We appreciate the constructive comments from all Reviewers and the Meta-Reviewer.

(Meta-review 1, R3) The HTC differentiates itself from prior approaches by integrating a distinctive architectural design that merges CNNs and transformers. Unlike earlier methods, which either substitute the convolutional operation with a transformer-based module (as in ‘CephalFormer: Incorporating Global Structure Constraint into Visual Features for General Cephalometric Landmark Detection’) or carry out feature fusion between the output features of each stage from the CNN and transformer backbone (as seen in ‘Swin Transformer Combined with Convolutional Encoder For Cephalometric Landmarks Detection’), our HTC introduces a stack of convolutional and transformer modules, applied to all stages of the encoder. 1) At each stage, the transformer module is tasked with extracting global information, while the convolutional module isolates local information. 2) We propose a lightweight, positional-encoding-free transformer module. Instead of utilizing multi-head attention, we introduce bilinear pooling operation to capture second-order feature statistics and generate global representations. 3) Standard transformer encoders struggle with the fixed resolution of positional encoding, leading to decreased accuracy when interpolating the position encoding during testing with resolutions different from the training data. To mitigate this issue, we omit the position encoding from the transformer modules and utilize a 3x3 convolutional operation as the patch embedding to grasp location information and generate low-resolution fine features for the hierarchical encoder architecture design. Additionally, we integrate the HTC with the proposed multi-resolution heatmap learning.

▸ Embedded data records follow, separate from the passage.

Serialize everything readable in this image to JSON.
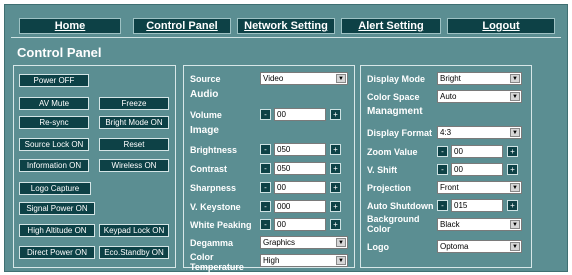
{
  "nav": {
    "home": "Home",
    "control_panel": "Control Panel",
    "network_setting": "Network Setting",
    "alert_setting": "Alert Setting",
    "logout": "Logout"
  },
  "page_title": "Control Panel",
  "controls": {
    "power_off": "Power OFF",
    "av_mute": "AV Mute",
    "freeze": "Freeze",
    "resync": "Re-sync",
    "bright_mode": "Bright Mode ON",
    "source_lock": "Source Lock ON",
    "reset": "Reset",
    "information": "Information ON",
    "wireless": "Wireless ON",
    "logo_capture": "Logo Capture",
    "signal_power": "Signal Power ON",
    "high_altitude": "High Altitude ON",
    "keypad_lock": "Keypad Lock ON",
    "direct_power": "Direct Power ON",
    "eco_standby": "Eco.Standby ON"
  },
  "middle": {
    "source_label": "Source",
    "source_value": "Video",
    "audio_heading": "Audio",
    "volume_label": "Volume",
    "volume_value": "00",
    "image_heading": "Image",
    "brightness_label": "Brightness",
    "brightness_value": "050",
    "contrast_label": "Contrast",
    "contrast_value": "050",
    "sharpness_label": "Sharpness",
    "sharpness_value": "00",
    "vkeystone_label": "V. Keystone",
    "vkeystone_value": "000",
    "white_peaking_label": "White Peaking",
    "white_peaking_value": "00",
    "degamma_label": "Degamma",
    "degamma_value": "Graphics",
    "color_temp_label_1": "Color",
    "color_temp_label_2": "Temperature",
    "color_temp_value": "High"
  },
  "right": {
    "display_mode_label": "Display Mode",
    "display_mode_value": "Bright",
    "color_space_label": "Color Space",
    "color_space_value": "Auto",
    "management_heading": "Managment",
    "display_format_label": "Display Format",
    "display_format_value": "4:3",
    "zoom_label": "Zoom Value",
    "zoom_value": "00",
    "vshift_label": "V. Shift",
    "vshift_value": "00",
    "projection_label": "Projection",
    "projection_value": "Front",
    "auto_shutdown_label": "Auto Shutdown",
    "auto_shutdown_value": "015",
    "bg_color_label_1": "Background",
    "bg_color_label_2": "Color",
    "bg_color_value": "Black",
    "logo_label": "Logo",
    "logo_value": "Optoma"
  },
  "glyphs": {
    "minus": "-",
    "plus": "+",
    "arrow": "▼"
  },
  "colors": {
    "background": "#5b8e92",
    "button": "#0d4146"
  }
}
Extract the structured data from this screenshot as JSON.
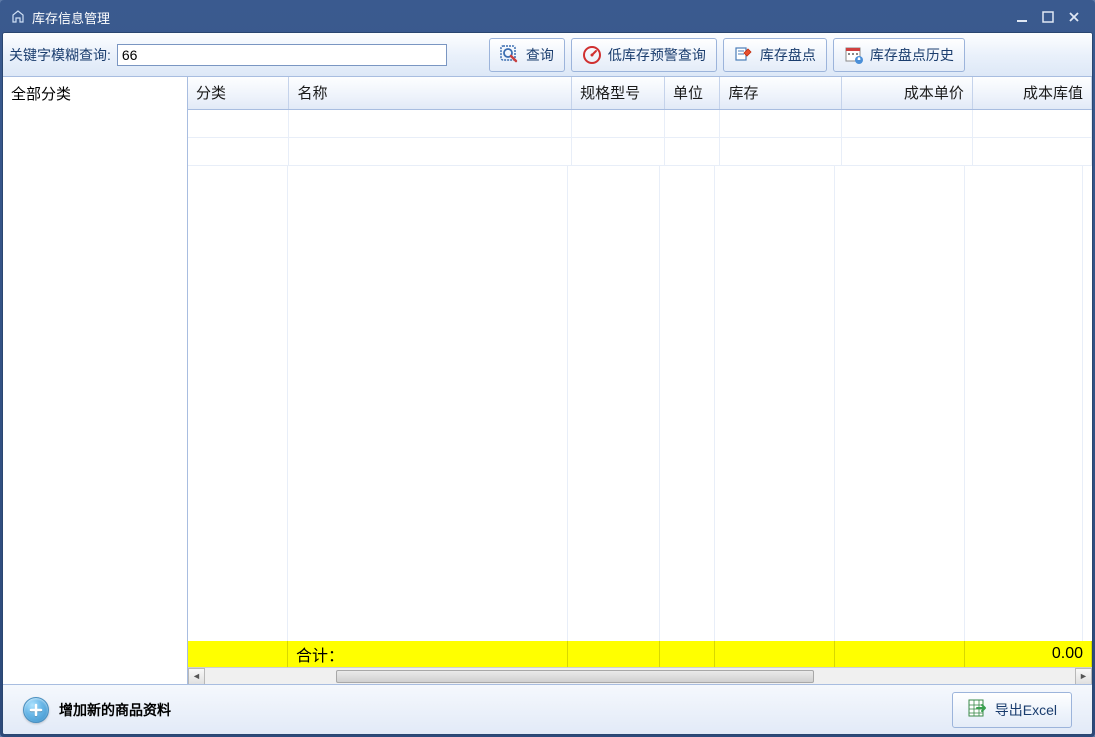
{
  "window": {
    "title": "库存信息管理"
  },
  "toolbar": {
    "search_label": "关键字模糊查询:",
    "search_value": "66",
    "query_button": "查询",
    "low_stock_button": "低库存预警查询",
    "stock_count_button": "库存盘点",
    "stock_history_button": "库存盘点历史"
  },
  "sidebar": {
    "all_categories": "全部分类"
  },
  "table": {
    "columns": {
      "category": "分类",
      "name": "名称",
      "spec": "规格型号",
      "unit": "单位",
      "stock": "库存",
      "cost_price": "成本单价",
      "cost_value": "成本库值"
    },
    "summary_label": "合计：",
    "summary_total": "0.00"
  },
  "bottom": {
    "add_product": "增加新的商品资料",
    "export_excel": "导出Excel"
  }
}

(Meta-review 2 and 4, R5, R6) We have incorporated a synopsis of the main contribution at the conclusion of the introduction in our manuscript and have included additional information about the detailed operation of the proposed HTC encoder. Moreover, we have made the code available on GitHub (https://github.com/seriee/Multiresolution-Learning-based-Hybrid-Transformer-CNN-Model-for-Anatomical-Landmark-Detection) to guarantee reproducibility.

(Meta-review3, R4) The proposed HTC is crafted to generate a multi-level feature representation with both high- and low-resolution features. We introduce the transformer module to all four stages of the encoder to amplify the global feature extraction ability for both high- and low-resolution features at each stage of the hierarchical encoder architecture. Generally, global information such as the geometric relation between landmarks is contained in the high-resolution coarse feature, while local information such as area information for each landmark is present in the low-resolution features. To predict the landmarks’ location accurately, it is vital to incorporate both global and local information. Therefore, we compel the detector to learn both global and local information from the heatmap generated by the high-resolution coarse feature and the low-resolution fine-grained features, through the weighted summation of the heatmap loss from each resolution heatmap. Furthermore, the landmark coordinates derived from a high-resolution heatmap exhibit high bias and low variance, whereas the landmark coordinates obtained from a low-resolution heatmap demonstrate low bias and high variance. Hence, we average the predicted coordinates from the high- and low-resolution heatmaps to balance the bias and variance of the predicted landmarks at inference.

(Meta-review 5, R3) With the lightweight transformer architecture design, the number of parameters in the proposed method (16.2 M) is significantly lower than that of UNet (35.23 M). To demonstrate a fair comparison with state-of-the-art methods, we have included the number of parameters for the proposed method relative to other methods in the manuscript.




Post-rebuttal Meta-Reviews

Meta-review # 1 (Primary)

  • Please provide your assessment of the paper taking all information into account, including rebuttal. Highlight the key strengths and weaknesses of the paper, clarify how you reconciled contrasting review comments and scores, indicate if concerns were successfully addressed in the rebuttal, and provide a clear justification of your decision. If you disagree with some of the (meta)reviewer statements, you can indicate so in your meta-review. Please make sure that the authors, program chairs, and the public can understand the reason for your decision.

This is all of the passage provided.